Mine terrestri: Valutare i costi

Mine terrestri: Valutare i costi

Il 26 dicembre 1993 Augusto, un bambino di sei anni, passeggiava in un campo vicino a Luanda, la capitale dell’Angola. D’un tratto notò per terra un oggetto che luccicava. Incuriosito, decise di raccoglierlo. Un attimo dopo esplodeva una mina.

In seguito all’esplosione, ad Augusto si dovette amputare il piede destro. Ora Augusto ha 12 anni, passa molto del suo tempo su una sedia a rotelle ed è cieco.

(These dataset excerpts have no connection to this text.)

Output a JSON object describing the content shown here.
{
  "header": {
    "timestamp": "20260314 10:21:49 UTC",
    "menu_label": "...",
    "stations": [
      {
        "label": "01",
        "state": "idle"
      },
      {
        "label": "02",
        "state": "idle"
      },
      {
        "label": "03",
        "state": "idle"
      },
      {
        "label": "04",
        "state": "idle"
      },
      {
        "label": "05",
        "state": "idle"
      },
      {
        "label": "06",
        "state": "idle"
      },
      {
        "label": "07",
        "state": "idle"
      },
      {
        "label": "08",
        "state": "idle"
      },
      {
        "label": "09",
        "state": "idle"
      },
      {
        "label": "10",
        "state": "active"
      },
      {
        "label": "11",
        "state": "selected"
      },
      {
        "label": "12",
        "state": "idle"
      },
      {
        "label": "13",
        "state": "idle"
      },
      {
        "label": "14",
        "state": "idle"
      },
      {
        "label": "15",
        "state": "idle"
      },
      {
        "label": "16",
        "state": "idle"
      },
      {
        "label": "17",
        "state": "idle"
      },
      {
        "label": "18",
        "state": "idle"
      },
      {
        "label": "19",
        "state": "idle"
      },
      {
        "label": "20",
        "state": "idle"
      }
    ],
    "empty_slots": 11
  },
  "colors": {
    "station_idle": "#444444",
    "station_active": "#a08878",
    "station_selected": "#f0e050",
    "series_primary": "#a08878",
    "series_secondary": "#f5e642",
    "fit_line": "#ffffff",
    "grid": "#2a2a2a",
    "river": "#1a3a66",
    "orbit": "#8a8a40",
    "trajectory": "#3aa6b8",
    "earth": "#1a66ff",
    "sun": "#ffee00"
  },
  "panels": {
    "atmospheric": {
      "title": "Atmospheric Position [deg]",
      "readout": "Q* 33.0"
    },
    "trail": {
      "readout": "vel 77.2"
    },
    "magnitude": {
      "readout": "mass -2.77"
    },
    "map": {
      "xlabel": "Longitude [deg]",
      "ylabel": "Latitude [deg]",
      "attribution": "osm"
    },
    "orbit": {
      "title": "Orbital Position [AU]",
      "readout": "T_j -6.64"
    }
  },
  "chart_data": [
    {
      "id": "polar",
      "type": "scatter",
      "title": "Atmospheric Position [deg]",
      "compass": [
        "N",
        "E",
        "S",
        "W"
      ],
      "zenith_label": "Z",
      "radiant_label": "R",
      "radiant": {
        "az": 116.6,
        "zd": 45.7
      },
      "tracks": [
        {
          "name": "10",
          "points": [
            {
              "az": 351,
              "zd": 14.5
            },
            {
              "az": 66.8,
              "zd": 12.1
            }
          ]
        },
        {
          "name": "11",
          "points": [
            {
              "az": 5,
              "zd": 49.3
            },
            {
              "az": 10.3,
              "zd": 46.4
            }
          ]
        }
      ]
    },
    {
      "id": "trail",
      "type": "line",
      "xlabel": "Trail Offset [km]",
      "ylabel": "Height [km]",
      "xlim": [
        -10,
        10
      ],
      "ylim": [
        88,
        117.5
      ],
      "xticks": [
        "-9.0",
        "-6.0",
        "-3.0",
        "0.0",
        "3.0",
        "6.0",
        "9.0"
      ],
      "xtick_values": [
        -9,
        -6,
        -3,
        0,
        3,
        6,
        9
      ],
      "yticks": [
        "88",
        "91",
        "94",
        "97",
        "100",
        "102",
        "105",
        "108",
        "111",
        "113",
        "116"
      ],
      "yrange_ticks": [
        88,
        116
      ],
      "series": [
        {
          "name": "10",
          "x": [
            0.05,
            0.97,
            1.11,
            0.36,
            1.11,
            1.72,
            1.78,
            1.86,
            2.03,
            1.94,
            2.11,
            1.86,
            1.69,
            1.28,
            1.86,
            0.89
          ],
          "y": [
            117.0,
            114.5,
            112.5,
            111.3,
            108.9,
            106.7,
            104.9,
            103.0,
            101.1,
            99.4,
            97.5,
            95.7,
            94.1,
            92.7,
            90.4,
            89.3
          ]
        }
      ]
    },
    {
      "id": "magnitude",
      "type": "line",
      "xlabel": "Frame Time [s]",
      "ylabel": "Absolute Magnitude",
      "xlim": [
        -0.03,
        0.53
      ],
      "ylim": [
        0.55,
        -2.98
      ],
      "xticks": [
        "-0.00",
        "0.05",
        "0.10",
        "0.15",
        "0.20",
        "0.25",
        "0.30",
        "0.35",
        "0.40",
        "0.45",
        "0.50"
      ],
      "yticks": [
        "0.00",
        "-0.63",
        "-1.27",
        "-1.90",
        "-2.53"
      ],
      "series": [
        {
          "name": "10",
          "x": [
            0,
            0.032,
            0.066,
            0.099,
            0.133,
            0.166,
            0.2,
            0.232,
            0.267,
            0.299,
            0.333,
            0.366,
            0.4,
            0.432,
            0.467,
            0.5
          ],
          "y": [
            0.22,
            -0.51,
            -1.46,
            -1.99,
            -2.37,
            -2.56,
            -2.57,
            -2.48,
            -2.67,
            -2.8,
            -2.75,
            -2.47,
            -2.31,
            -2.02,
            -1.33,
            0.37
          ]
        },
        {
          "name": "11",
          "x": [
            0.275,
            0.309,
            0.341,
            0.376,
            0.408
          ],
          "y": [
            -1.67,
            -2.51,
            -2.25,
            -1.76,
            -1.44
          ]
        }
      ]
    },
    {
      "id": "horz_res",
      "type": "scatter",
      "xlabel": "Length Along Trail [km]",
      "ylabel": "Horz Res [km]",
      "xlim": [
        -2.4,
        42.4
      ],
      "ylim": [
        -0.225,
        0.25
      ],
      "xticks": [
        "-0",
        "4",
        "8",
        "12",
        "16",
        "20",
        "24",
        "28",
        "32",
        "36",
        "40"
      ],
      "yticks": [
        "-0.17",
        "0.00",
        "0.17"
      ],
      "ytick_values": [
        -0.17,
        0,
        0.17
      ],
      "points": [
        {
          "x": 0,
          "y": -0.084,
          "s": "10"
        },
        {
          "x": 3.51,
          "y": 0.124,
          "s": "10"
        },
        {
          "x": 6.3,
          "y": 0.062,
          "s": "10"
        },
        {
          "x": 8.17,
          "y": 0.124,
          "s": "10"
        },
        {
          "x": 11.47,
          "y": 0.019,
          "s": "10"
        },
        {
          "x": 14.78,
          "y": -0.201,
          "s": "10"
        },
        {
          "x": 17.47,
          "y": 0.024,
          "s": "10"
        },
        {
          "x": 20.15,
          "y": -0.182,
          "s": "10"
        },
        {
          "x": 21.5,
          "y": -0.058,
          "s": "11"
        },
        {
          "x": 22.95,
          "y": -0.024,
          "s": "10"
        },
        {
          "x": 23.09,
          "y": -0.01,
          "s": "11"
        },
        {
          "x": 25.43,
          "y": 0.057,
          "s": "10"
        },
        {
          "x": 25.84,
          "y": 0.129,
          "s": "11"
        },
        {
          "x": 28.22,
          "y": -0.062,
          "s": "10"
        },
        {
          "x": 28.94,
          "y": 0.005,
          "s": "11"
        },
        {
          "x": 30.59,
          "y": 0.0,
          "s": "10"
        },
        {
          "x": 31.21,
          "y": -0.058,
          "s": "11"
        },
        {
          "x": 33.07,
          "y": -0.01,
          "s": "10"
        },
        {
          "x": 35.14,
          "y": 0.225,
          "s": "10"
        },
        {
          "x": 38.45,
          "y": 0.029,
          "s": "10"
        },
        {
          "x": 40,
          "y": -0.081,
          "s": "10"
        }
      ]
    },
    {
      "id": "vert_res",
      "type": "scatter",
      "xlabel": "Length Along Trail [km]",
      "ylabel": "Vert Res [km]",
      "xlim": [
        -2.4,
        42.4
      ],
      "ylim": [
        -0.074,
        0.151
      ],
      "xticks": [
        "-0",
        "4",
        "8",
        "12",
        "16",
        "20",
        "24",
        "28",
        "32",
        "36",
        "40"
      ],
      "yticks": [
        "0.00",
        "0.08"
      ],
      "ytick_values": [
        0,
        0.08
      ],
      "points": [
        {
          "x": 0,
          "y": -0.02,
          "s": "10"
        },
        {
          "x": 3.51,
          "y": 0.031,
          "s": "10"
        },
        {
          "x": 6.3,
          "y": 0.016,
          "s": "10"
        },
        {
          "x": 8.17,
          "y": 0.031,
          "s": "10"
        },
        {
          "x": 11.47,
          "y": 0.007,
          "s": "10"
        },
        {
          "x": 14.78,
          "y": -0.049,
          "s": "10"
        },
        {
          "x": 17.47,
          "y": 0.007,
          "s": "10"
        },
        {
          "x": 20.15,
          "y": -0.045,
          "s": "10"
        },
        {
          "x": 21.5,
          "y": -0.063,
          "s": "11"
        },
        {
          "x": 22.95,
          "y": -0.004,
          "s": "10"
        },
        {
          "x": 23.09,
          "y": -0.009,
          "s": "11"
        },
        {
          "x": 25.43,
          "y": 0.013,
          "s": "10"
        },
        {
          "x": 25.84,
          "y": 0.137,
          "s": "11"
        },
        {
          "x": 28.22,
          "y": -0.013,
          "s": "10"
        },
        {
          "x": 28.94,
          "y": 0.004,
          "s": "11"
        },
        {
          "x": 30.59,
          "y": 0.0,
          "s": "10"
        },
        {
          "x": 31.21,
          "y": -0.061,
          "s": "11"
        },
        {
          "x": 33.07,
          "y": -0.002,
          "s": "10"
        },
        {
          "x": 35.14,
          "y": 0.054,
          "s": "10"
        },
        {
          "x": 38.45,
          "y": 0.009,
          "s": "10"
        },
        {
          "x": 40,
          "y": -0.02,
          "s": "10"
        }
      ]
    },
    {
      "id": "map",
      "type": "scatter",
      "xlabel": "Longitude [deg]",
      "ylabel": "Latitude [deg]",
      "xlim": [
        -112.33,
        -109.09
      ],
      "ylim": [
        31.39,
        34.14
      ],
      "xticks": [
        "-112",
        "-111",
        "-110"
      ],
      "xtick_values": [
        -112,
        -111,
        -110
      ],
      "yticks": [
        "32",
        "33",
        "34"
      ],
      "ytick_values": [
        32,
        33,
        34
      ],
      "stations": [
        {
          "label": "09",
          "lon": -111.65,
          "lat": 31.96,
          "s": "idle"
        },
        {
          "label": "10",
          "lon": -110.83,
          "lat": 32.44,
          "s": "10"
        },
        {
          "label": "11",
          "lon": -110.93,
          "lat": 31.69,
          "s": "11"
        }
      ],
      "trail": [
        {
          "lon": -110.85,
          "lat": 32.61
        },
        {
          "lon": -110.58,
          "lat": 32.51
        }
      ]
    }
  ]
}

AUGUSTO fu menomato da una mina antiuomo, detta così perché il suo obiettivo principale non sono i carri armati o altri mezzi militari, ma le persone. Si calcola che fino ad oggi siano stati prodotti più di 350 tipi di mine antiuomo in almeno 50 paesi. Molte di queste mine sono progettate per ferire, non per uccidere. Perché? Perché i soldati feriti hanno bisogno di assistenza, e un soldato mutilato rallenta le operazioni militari: proprio quello che vuole il nemico. Inoltre, le urla disperate di un soldato ferito possono terrorizzare i suoi commilitoni. Per questo motivo, in genere le mine terrestri sono considerate più efficaci quando le vittime sopravvivono, anche se a malapena.

Come faceva notare l’articolo precedente, però, nella maggior parte dei casi le vittime delle mine terrestri non sono militari, ma civili. Non sempre questo avviene per caso. Un libro sull’argomento afferma che alcune mine vengono “usate deliberatamente contro i civili per spopolare un territorio, distruggere fonti alimentari, creare ondate di profughi o semplicemente seminare terrore”. — Landmines—A Deadly Legacy.

In un conflitto in Cambogia, tanto per fare un esempio, furono posate delle mine tutto attorno a dei villaggi nemici, dopo di che i villaggi furono bombardati con l’artiglieria. I civili che tentavano di mettersi in salvo finirono dritti sui campi minati. Nel frattempo, nel tentativo di costringere il governo ad aprire un negoziato, alcuni khmer rossi posarono mine nelle risaie, terrorizzando gli agricoltori e paralizzando di fatto l’agricoltura.

Ciò che accadde in Somalia nel 1988 fu forse ancor più vergognoso. Quando la cittadina di Hargeisa fu bombardata, gli abitanti furono costretti a fuggire. A questo punto i militari posarono mine nelle abitazioni abbandonate. Quando i combattimenti cessarono i profughi tornarono alle loro case, solo per rimanere mutilati o uccisi dalle mine nascoste.

Ma le mine terrestri non mettono in pericolo solo la vita e gli arti. Notate alcuni altri effetti di queste armi micidiali.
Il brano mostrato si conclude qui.